Website and mobile application accessibility startup Evinced Inc. said today it has closed on its biggest funding round to date, raising $55 million.

The Series C round was led by Insight Partners and saw participation from previous backers such as M12, BGV, Capital One Ventures and Engineering Capital, as well as a new investor in Vertex Ventures. It brings the startup’s total amount raised to date to $112 million.

Evinced is providing developers with the essential tools they need to make their websites and mobile applications more accessible to people with disabilities. For instance, it can detect and fix features that don’t work very well with a screen reader, or determine if a site or application is inaccessible to someone using a keyboard to navigate it.

Most enterprise software teams struggle to fix accessibility issues because they design their web and mobile-based applications with visual access in mind, which means they’re often not machine readable. Evinced uses artificial intelligence to fix that, visually analyzing websites and application interfaces to create a structural semantic model that can be compared with the underlying codebase in order to identify any problems and suggest fixes.

According to the startup, by automating the detection of accessibility problems in this way, it can save developers hundreds of hours of time that would otherwise be spent finding them manually. It also streamlines the process of fixing those issues.

For instance, once an accessibility issue has been surfaced, developers must then find the root cause of that problem. Evinced simplifies this, automatically highlighting the line or lines of code that are responsible for it. Its software will even generate suggestions for developers to remediate the problem, so they don’t have to create the new code to fix it themselves. It says that accessibility problems will be ranked according to their severity, so teams can focus on the most pressing issues that need to be fixed first.

Some might be forgiven that Evinced is only catering to a very small audience with its accessibility detection tools, but the reality is that every kind of enterprise needs to ensure that people can access their online properties. In the European Union, new legislation will go into effect in June 2025 that legally requires companies and service providers to ensure their web and mobile apps are accessible, while in the U.S., the Americans with Disabilities Act of 1990 is increasingly being interpreted in light of digital properties, forcing enterprises to think about compliance.

It can be argued that companies also have a moral duty to make their websites and apps accessible, given how the internet has become such an essential part of life. As Evinced points out, there are more than 1 billion people in the world with low vision or hearing issues that could affect their ability to book a hotel online or interact with their bank.
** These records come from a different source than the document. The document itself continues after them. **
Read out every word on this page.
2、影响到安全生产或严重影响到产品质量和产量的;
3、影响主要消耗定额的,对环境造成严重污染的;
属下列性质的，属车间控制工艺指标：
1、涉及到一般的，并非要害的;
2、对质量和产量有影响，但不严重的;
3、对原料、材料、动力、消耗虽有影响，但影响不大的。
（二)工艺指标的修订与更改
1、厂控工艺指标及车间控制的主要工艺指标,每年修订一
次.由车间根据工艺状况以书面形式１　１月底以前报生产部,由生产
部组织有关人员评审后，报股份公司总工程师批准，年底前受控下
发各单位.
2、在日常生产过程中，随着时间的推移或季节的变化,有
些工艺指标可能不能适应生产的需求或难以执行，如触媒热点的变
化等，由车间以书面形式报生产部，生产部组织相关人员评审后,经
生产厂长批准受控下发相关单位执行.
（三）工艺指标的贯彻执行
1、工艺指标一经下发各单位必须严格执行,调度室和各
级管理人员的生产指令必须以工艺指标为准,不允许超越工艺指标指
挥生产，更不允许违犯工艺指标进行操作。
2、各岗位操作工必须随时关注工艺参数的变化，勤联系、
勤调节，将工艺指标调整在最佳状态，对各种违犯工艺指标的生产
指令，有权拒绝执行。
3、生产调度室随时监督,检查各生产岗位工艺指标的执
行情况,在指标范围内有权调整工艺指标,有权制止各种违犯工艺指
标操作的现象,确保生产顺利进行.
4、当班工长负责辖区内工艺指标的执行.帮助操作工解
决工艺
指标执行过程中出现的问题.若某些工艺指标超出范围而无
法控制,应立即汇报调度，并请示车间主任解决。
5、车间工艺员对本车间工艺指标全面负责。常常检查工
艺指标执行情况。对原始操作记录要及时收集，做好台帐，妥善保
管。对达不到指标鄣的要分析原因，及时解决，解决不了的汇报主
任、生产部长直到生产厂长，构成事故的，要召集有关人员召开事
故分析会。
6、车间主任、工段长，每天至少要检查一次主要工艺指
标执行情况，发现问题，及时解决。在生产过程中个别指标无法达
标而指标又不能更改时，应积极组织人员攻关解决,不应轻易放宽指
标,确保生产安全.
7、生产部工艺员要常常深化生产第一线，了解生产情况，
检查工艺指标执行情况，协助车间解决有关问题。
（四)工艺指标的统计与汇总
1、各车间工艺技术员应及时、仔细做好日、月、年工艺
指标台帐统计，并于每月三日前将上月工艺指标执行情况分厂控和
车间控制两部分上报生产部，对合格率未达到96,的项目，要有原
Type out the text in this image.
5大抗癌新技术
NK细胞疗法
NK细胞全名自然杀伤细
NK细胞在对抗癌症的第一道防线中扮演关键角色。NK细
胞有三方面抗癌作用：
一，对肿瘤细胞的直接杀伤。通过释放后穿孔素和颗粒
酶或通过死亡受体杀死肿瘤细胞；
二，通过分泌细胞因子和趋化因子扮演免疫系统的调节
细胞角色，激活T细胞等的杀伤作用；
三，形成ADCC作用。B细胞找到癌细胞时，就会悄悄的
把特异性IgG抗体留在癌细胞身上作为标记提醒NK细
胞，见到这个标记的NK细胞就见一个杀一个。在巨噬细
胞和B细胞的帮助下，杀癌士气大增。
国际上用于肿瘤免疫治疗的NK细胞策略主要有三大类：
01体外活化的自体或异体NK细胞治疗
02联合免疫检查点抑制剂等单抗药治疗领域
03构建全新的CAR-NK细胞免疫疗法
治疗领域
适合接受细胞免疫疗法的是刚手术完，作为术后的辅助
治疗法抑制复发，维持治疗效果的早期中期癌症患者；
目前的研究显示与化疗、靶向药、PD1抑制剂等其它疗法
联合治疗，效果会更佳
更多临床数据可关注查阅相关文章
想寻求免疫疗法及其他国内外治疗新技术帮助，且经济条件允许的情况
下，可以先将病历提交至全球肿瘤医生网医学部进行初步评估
“This funding round is a clear indication that digital accessibility is now a business imperative, not just an option,” said Evinced founder and Chief Executive Navin Thadani.

The company has already made a lot of progress in convincing enterprises of both the need to ensure their websites are accessible, and the fact that it’s offering them the best tools to enable this. It says its customer base now includes financial institutions with a collective $26 trillion worth of assets, five of the 10 largest media firms in the U.S. and the U.K., three of the five-largest business-to-business software-as-a-service companies in the U.S., and three of the 10 largest U.S. healthcare providers.

Evinced said it will use the funding to expand its presence in Europe, grow its global sales and customer success teams, and invest more in research and development so it can enhance the capabilities of its platform, leveraging new technologies like generative AI.

Insight Partners’ Michael Yamnitsky said he’s backing Evinced because it’s unique in embedding accessibility into the software development lifecycle. “It brings an AI-driven platform approach to accessibility management, replacing expensive and tedious manual audits and ad-hoc solutions,” he said.